Machine learning is one of the most amazing new things our smartphones can do, but it’s a term that’s often used and seldom understood. In a blog post, Google took the time to explain in detail how machine learning algorithms were used and implemented specifically in the new Recorder app for Pixel phones, specifically how machine learning makes this the best recording app you’ve ever used in your life.
Recorder’s simple interface is deceiving. In the back-end is a collection of code that’s designed to listen to, understand, transcribe, and even classify the speech and other audio that’s heard by your phone when recording with the Recorder app. While recording audio, you’ll immediately notice a few things: aside from the wavelength and timeline presented, you’ll also see different colors and categories appear on screen in the main tab, while the words being said are located in the transcription tab and appear in real-time.

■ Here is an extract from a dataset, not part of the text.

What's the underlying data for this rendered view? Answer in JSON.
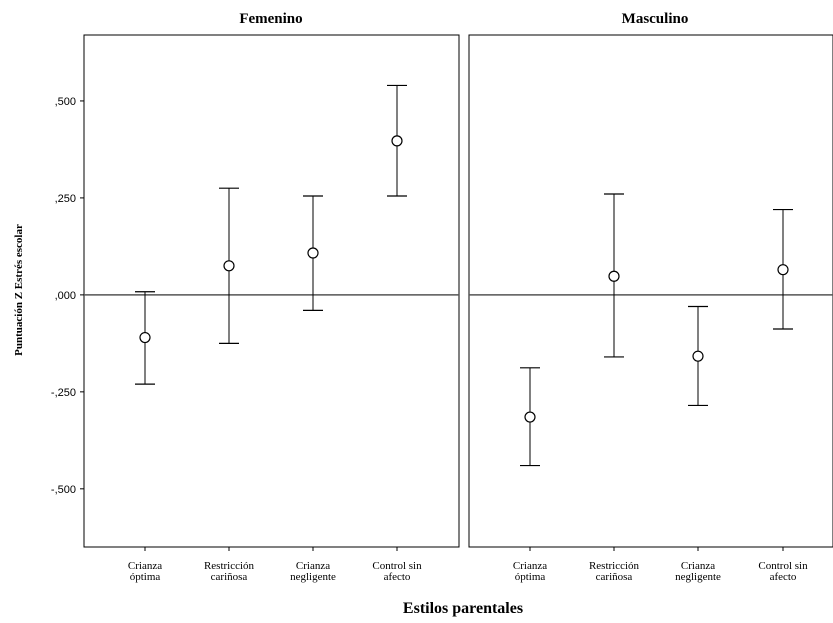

Recorder is able to provide this real-time transcription because it’s back-end code analyzes the audio coming in and cross-references it with different types of audio it’s been taught to understand. Examples of understood audio categories include music, speech, whistling, a dog barking, and plenty of other common sounds. Each sound category is represented visually by using unique colors that help users quickly identify what’s being heard during playback without having to actually listen to the audio. That makes a huge difference when trying to find something after the recording has finished, as you’ll no longer have to sit and scrub through audio just to find what you’re looking for.

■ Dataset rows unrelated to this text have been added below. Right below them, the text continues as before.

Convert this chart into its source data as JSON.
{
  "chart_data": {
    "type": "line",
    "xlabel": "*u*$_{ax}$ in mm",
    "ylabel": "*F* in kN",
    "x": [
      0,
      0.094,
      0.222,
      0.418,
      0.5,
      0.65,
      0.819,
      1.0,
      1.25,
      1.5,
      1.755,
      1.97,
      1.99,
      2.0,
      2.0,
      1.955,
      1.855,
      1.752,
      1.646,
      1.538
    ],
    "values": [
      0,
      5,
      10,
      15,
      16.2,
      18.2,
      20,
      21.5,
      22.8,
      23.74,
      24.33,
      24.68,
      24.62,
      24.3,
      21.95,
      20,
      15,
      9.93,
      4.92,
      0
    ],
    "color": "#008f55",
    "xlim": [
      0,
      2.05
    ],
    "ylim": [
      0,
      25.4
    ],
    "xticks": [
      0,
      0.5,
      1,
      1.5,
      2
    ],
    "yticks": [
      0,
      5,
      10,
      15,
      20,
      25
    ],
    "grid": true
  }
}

Recorder checks every 50ms for sound profiles but, since there are 1000 milliseconds in a second, that means the classification would constantly change and vary wildly depending on what’s identified as the primary audio. To avoid this sort of crazy scatter-brained categorization of audio, Google has developed a filtering method that tosses out the junk data by cross-referencing it with longer samples of the audio that’s being recorded, thus, helping better classify sounds by not constantly switching their category during listening.
During recording, Recorder identifies words spoken via an on-device machine learning algorithm. That means no data is sent to Google servers (or anywhere else, for that matter), as the processor onboard is able to check against a sort of on-device dictionary to ensure the correct words. Words are checked against a decision tree that includes the filtering of things like swear words. This model is so advanced it’s even able to identify grammatical roles of words, better helping it form full sentences for later use.
These words are then assembled into a timeline in sentence structure and assigned a position on the timeline. Words can be visually scrolled through and searched for after recording has been finished. Users can even click each word to be taken to that specific time in the recording, helping better understand context and meaning. By utilizing these categories, as well as word-recognition, Google can even provide three tags for use at the end of a recording to more quickly and accurately help name the recording.